Spacecraft depth completion based on the gray image and the sparse depth map

TL;DR

This paper introduces SDCNet, a novel deep learning approach for spacecraft depth completion that combines gray images and sparse depth maps, effectively improving 3D structure perception for space missions.

Contribution

The paper proposes SDCNet with an object-level depth completion framework, foreground segmentation, and an attention-based feature fusion module, along with a new dataset and evaluation metrics.

Findings

SDCNet achieves 0.25m mean absolute error, surpassing state-of-the-art methods.

The method effectively avoids background interference in depth completion.

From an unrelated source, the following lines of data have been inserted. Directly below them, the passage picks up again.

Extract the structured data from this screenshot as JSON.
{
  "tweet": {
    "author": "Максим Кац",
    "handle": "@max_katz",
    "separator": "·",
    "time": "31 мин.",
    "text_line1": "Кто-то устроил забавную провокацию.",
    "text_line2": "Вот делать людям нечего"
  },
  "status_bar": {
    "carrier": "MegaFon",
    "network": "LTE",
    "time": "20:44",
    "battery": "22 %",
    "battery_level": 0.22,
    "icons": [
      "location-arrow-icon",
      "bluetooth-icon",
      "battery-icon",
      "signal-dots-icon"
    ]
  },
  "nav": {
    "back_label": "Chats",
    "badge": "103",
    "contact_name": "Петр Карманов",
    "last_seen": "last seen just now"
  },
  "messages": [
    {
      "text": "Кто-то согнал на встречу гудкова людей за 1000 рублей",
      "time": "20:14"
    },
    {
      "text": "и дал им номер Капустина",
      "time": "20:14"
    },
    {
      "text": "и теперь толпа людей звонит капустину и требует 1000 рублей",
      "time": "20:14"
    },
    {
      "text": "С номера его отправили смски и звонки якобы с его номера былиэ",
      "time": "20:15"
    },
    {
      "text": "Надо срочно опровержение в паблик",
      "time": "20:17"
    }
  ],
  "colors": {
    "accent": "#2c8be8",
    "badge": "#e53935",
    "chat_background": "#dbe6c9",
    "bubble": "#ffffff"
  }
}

Predicted dense depth maps support downstream space mission tasks.

Abstract

Perceiving the three-dimensional (3D) structure of the spacecraft is a prerequisite for successfully executing many on-orbit space missions, and it can provide critical input for many downstream vision algorithms. In this paper, we propose to sense the 3D structure of spacecraft using light detection and ranging sensor (LIDAR) and a monocular camera. To this end, Spacecraft Depth Completion Network (SDCNet) is proposed to recover the dense depth map based on gray image and sparse depth map. Specifically, SDCNet decomposes the object-level spacecraft depth completion task into foreground segmentation subtask and foreground depth completion subtask, which segments the spacecraft region first and then performs depth completion on the segmented foreground area. In this way, the background interference to foreground spacecraft depth completion is effectively avoided. Moreover, an attention-based feature fusion module is also proposed to aggregate the complementary information between different inputs, which deduces the correlation between different features along the channel and the spatial dimension sequentially. Besides, four metrics are also proposed to evaluate object-level depth completion performance, which can more intuitively reflect the quality of spacecraft depth completion results. Finally, a large-scale satellite depth completion dataset is constructed for training and testing spacecraft depth completion algorithms. Empirical experiments on the dataset demonstrate the effectiveness of the proposed SDCNet, which achieves 0.25m mean absolute error of interest and 0.759m mean absolute truncation error, surpassing state-of-the-art methods by a large margin. The spacecraft pose estimation experiment is also conducted based on the depth completion results, and the experimental results indicate that the predicted dense depth map could meet the needs of downstream vision tasks.